In the article from Thiel more awareness is raised for lipohypertrophies – lumps on the stomach (2017). Dr. Matthias Kaltheuner is called an experimental diabetologist and he considers lipohypertrophies to be a neglected problem in diabetology, which can be detected with thermography. Below some fragments of the article about thermography use for lipohypertrophies:
But how can you determine which regions to stay away from when administering an injection or inserting a catheter because lipohypertrophy has grown there? Lars Kaltheuner, a PhD student, examined if lipohypertrophies can also be recognized using a thermal imaging camera as part of his dissertation. This is as a result of adipose tissue having a lower temperature due to its reduced blood supply. In an experimental field test, Kaltheuner junior investigated the skin of numerous individuals with and without insulin-dependent diabetes. He undressed her abdomen, gave her skin 20 minutes to cool, and then used a top-notch thermal imaging camera to take photographs.
Dr. Kaltheuner stressed that there is still no solid evidence linking skin temperature to insulin action.
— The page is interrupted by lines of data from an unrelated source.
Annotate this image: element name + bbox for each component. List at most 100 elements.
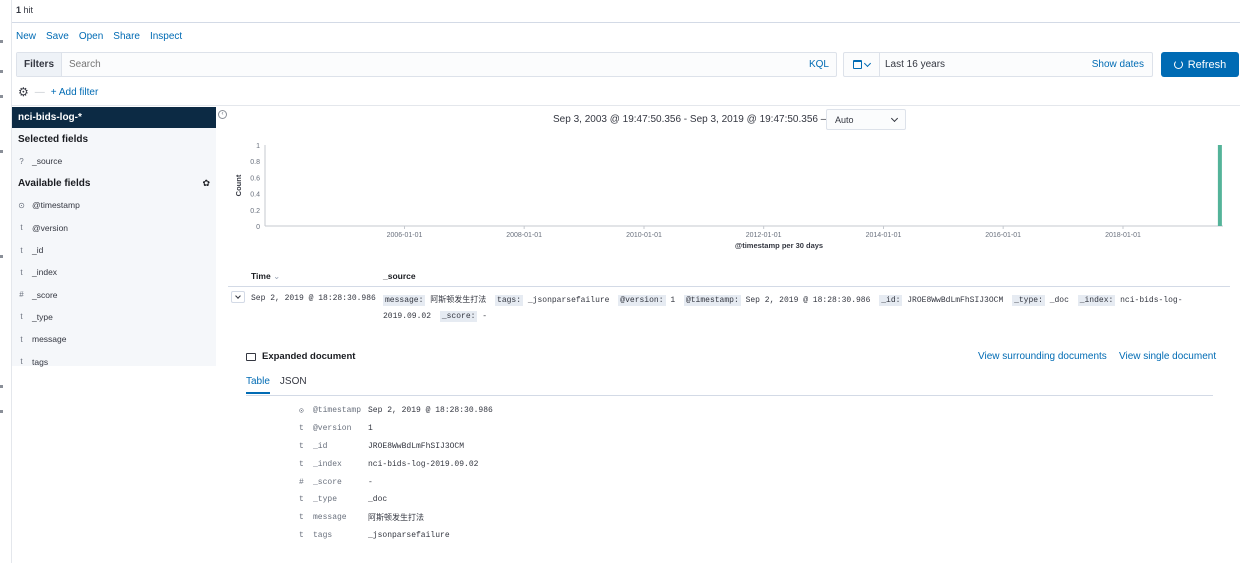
chevron-down-icon [235, 293, 241, 299]
date-range-text[interactable]: Last 16 years [880, 59, 1084, 70]
source-key: _index: [1077, 295, 1116, 306]
doc-row: t _type _doc [299, 491, 493, 509]
available-fields-title: Available fields ✿ [18, 177, 210, 189]
doc-value: _jsonparsefailure [368, 530, 450, 540]
kql-toggle[interactable]: KQL [802, 59, 836, 70]
source-value: 1 [670, 296, 676, 305]
add-filter-button[interactable]: + Add filter [51, 87, 99, 98]
doc-key: @timestamp [313, 406, 362, 416]
gear-icon[interactable]: ⚙ [18, 85, 29, 99]
histogram-bar [1217, 145, 1222, 226]
field-item[interactable]: # _score [12, 283, 216, 305]
table-divider [228, 286, 1230, 287]
field-type-icon: # [299, 477, 304, 487]
collapse-sidebar-icon[interactable]: ‹ [218, 110, 227, 119]
x-axis-label: @timestamp per 30 days [735, 241, 823, 250]
refresh-button[interactable]: Refresh [1161, 52, 1239, 77]
x-tick-label: 2008-01-01 [506, 232, 542, 239]
histogram-chart: 0 0.2 0.4 0.6 0.8 1 2006-01-01 2008-01-01 2010-0… [234, 143, 1223, 250]
doc-value: 1 [368, 424, 373, 434]
doc-value: JROE8WwBdLmFhSIJ3OCM [368, 441, 465, 451]
doc-field-table: ⊙ @timestamp Sep 2, 2019 @ 18:28:30.986 t @v… [299, 402, 493, 544]
doc-value: 阿斯顿发生打法 [368, 514, 424, 524]
filter-bar: ⚙ — + Add filter [18, 85, 98, 99]
field-item[interactable]: t _index [12, 261, 216, 283]
doc-key: _type [313, 495, 338, 505]
source-key: _type: [1012, 295, 1045, 306]
menu-new[interactable]: New [16, 31, 36, 42]
doc-key: _score [313, 477, 342, 487]
x-tick-label: 2006-01-01 [387, 232, 423, 239]
x-tick-label: 2012-01-01 [746, 232, 782, 239]
view-single-link[interactable]: View single document [1119, 351, 1216, 362]
search-input[interactable] [62, 59, 802, 70]
doc-value: nci-bids-log-2019.09.02 [368, 459, 479, 469]
gear-icon[interactable]: ✿ [202, 178, 210, 189]
top-menu: New Save Open Share Inspect [16, 31, 182, 42]
show-dates-link[interactable]: Show dates [1084, 59, 1152, 70]
doc-value: _doc [368, 495, 388, 505]
x-tick-label: 2018-01-01 [1105, 232, 1141, 239]
field-item[interactable]: t _type [12, 306, 216, 328]
field-type-icon: ? [19, 156, 24, 166]
field-type-icon: t [20, 312, 23, 322]
field-item[interactable]: t tags [12, 350, 216, 372]
clock-icon: ⊙ [299, 406, 304, 416]
chevron-down-icon [863, 59, 872, 67]
menu-open[interactable]: Open [79, 31, 103, 42]
field-type-icon: t [299, 513, 304, 523]
y-tick-label: 0.6 [250, 175, 260, 182]
doc-key: @version [313, 424, 352, 434]
index-pattern-selector[interactable]: nci-bids-log-* [12, 107, 216, 128]
column-time[interactable]: Time ⌄ [251, 271, 280, 282]
menu-share[interactable]: Share [113, 31, 140, 42]
tab-json[interactable]: JSON [280, 376, 307, 394]
source-key: _score: [439, 311, 478, 322]
field-name: @version [32, 222, 69, 233]
folder-open-icon [246, 352, 256, 361]
source-value: JROE8WwBdLmFhSIJ3OCM [907, 296, 1004, 305]
menu-inspect[interactable]: Inspect [150, 31, 182, 42]
source-value: - [482, 312, 488, 321]
interval-select[interactable]: Auto [826, 109, 906, 130]
refresh-icon [1173, 60, 1183, 69]
row-expand-toggle[interactable] [231, 291, 245, 303]
field-item[interactable]: t @version [12, 217, 216, 239]
doc-row: t @version 1 [299, 420, 493, 438]
field-name: _source [32, 156, 63, 167]
source-key: @timestamp: [683, 295, 741, 306]
field-name: @timestamp [32, 200, 80, 211]
quick-select-button[interactable] [844, 53, 880, 76]
y-tick-label: 1 [256, 143, 260, 150]
source-key: message: [383, 295, 426, 306]
doc-key: _id [313, 441, 328, 451]
search-box: Filters KQL [16, 52, 837, 77]
tab-table[interactable]: Table [246, 376, 270, 394]
calendar-icon [853, 60, 862, 69]
x-tick-label: 2014-01-01 [866, 232, 902, 239]
separator: — [34, 86, 45, 98]
doc-row: t _index nci-bids-log-2019.09.02 [299, 455, 493, 473]
doc-value: Sep 2, 2019 @ 18:28:30.986 [368, 406, 493, 416]
field-item[interactable]: t message [12, 328, 216, 350]
source-key: tags: [495, 295, 524, 306]
doc-key: _index [313, 459, 342, 469]
doc-value: - [368, 477, 373, 487]
doc-key: message [313, 513, 347, 523]
y-tick-label: 0.4 [250, 192, 260, 199]
x-tick-label: 2010-01-01 [626, 232, 662, 239]
field-item[interactable]: ? _source [12, 150, 216, 172]
query-bar: Filters KQL Last 16 years Show dates Ref… [16, 52, 1239, 77]
source-key: _id: [879, 295, 903, 306]
source-value: Sep 2, 2019 @ 18:28:30.986 [745, 296, 871, 305]
field-type-icon: t [20, 267, 23, 277]
expanded-document-title: Expanded document [246, 351, 355, 362]
source-value: _jsonparsefailure [527, 296, 610, 305]
field-type-icon: t [299, 495, 304, 505]
menu-save[interactable]: Save [46, 31, 69, 42]
field-item[interactable]: ⊙ @timestamp [12, 194, 216, 216]
row-time: Sep 2, 2019 @ 18:28:30.986 [251, 294, 376, 303]
field-item[interactable]: t _id [12, 239, 216, 261]
field-type-icon: t [20, 245, 23, 255]
view-surrounding-link[interactable]: View surrounding documents [978, 351, 1107, 362]
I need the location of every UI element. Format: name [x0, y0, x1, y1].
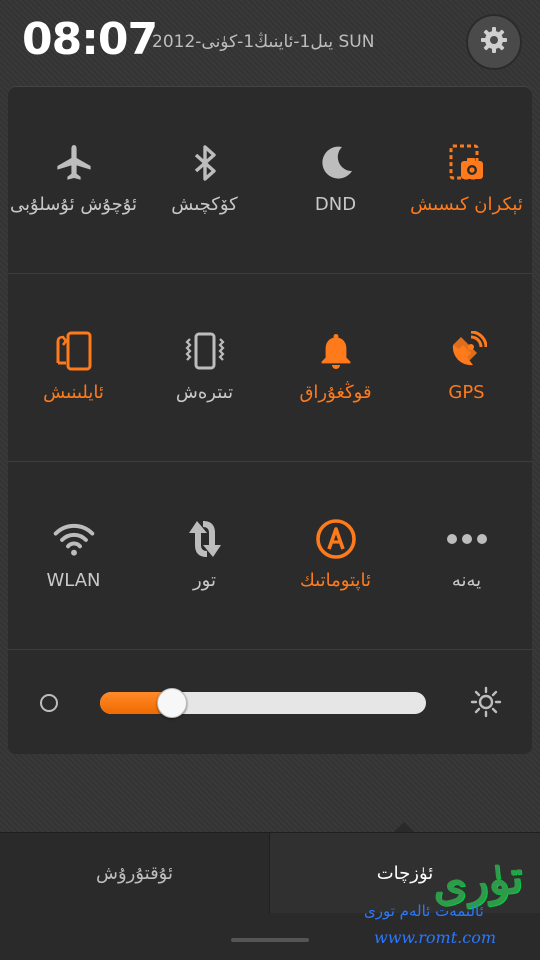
- toggle-label: تور: [192, 570, 216, 591]
- toggle-screenshot[interactable]: ئېكران كىسىش: [401, 86, 532, 274]
- toggle-label: WLAN: [46, 570, 101, 591]
- toggle-label: ئاپتوماتىك: [300, 570, 371, 591]
- gps-icon: [446, 330, 488, 372]
- screenshot-icon: [446, 142, 488, 184]
- toggle-gps[interactable]: GPS: [401, 274, 532, 462]
- toggle-row-3: WLAN تور ئاپتوماتىك يەنە: [8, 462, 532, 650]
- toggle-label: ئېكران كىسىش: [410, 194, 523, 215]
- brightness-high-icon: [470, 686, 502, 722]
- more-dots-icon: [446, 518, 488, 560]
- tab-notifications[interactable]: ئۇقتۇرۇش: [0, 833, 270, 913]
- toggle-label: ئايلىنىش: [43, 382, 104, 403]
- vibrate-icon: [184, 330, 226, 372]
- gear-icon: [478, 24, 510, 60]
- toggle-mobile-data[interactable]: تور: [139, 462, 270, 650]
- watermark-url: www.romt.com: [374, 928, 497, 947]
- toggle-bluetooth[interactable]: كۆكچىش: [139, 86, 270, 274]
- brightness-slider-thumb[interactable]: [157, 688, 187, 718]
- toggle-wlan[interactable]: WLAN: [8, 462, 139, 650]
- toggle-label: GPS: [448, 382, 485, 403]
- toggle-label: ئۇچۇش ئۇسلۇبى: [9, 194, 138, 215]
- toggle-auto-brightness[interactable]: ئاپتوماتىك: [270, 462, 401, 650]
- status-header: 08:07 2012-يىل1-ئاينىڭ1-كۈنى SUN: [0, 0, 540, 84]
- quick-settings-panel: ئۇچۇش ئۇسلۇبى كۆكچىش DND ئېكران كىسىش ئا…: [8, 86, 532, 754]
- moon-icon: [315, 142, 357, 184]
- data-sync-icon: [184, 518, 226, 560]
- airplane-icon: [53, 142, 95, 184]
- toggle-label: كۆكچىش: [171, 194, 238, 215]
- toggle-row-2: ئايلىنىش تىترەش قوڭغۇراق GPS: [8, 274, 532, 462]
- toggle-label: يەنە: [451, 570, 482, 591]
- toggle-airplane-mode[interactable]: ئۇچۇش ئۇسلۇبى: [8, 86, 139, 274]
- watermark-text: ئالىمەت ئالەم تورى: [364, 902, 484, 920]
- date-text: 2012-يىل1-ئاينىڭ1-كۈنى SUN: [152, 32, 375, 52]
- brightness-low-icon: [40, 694, 58, 712]
- clock: 08:07: [22, 14, 158, 65]
- brightness-control: [8, 650, 532, 754]
- toggle-label: DND: [314, 194, 357, 215]
- drag-handle[interactable]: [231, 938, 309, 942]
- watermark-logo: تۈرى ئالىمەت ئالەم تورى www.romt.com: [360, 851, 540, 960]
- toggle-vibrate[interactable]: تىترەش: [139, 274, 270, 462]
- toggle-row-1: ئۇچۇش ئۇسلۇبى كۆكچىش DND ئېكران كىسىش: [8, 86, 532, 274]
- toggle-label: تىترەش: [175, 382, 234, 403]
- rotation-icon: [53, 330, 95, 372]
- bluetooth-icon: [184, 142, 226, 184]
- toggle-label: قوڭغۇراق: [299, 382, 372, 403]
- auto-brightness-icon: [315, 518, 357, 560]
- wifi-icon: [53, 518, 95, 560]
- bell-icon: [315, 330, 357, 372]
- toggle-dnd[interactable]: DND: [270, 86, 401, 274]
- toggle-rotation[interactable]: ئايلىنىش: [8, 274, 139, 462]
- brightness-slider-track[interactable]: [100, 692, 426, 714]
- toggle-more[interactable]: يەنە: [401, 462, 532, 650]
- settings-button[interactable]: [466, 14, 522, 70]
- toggle-ringer[interactable]: قوڭغۇراق: [270, 274, 401, 462]
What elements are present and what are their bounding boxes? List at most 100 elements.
However, research showed that the skin temperature at catheter sites that were often used was up to 6 degrees Celsius lower than at other places. Additionally, the patients had mentioned these areas as having inadequate insulin effects. The skin temperature was not uniform across the entire abdomen, even in those without diabetes and without injection sites. Dr. Kaltheuner nevertheless believed that “this occurrence should be explored more thoroughly.” It’s feasible that less expensive thermal imaging cameras, or even smartphone apps for home use, are sufficient to measure the variations in skin temperature. Perhaps this story will motivate someone.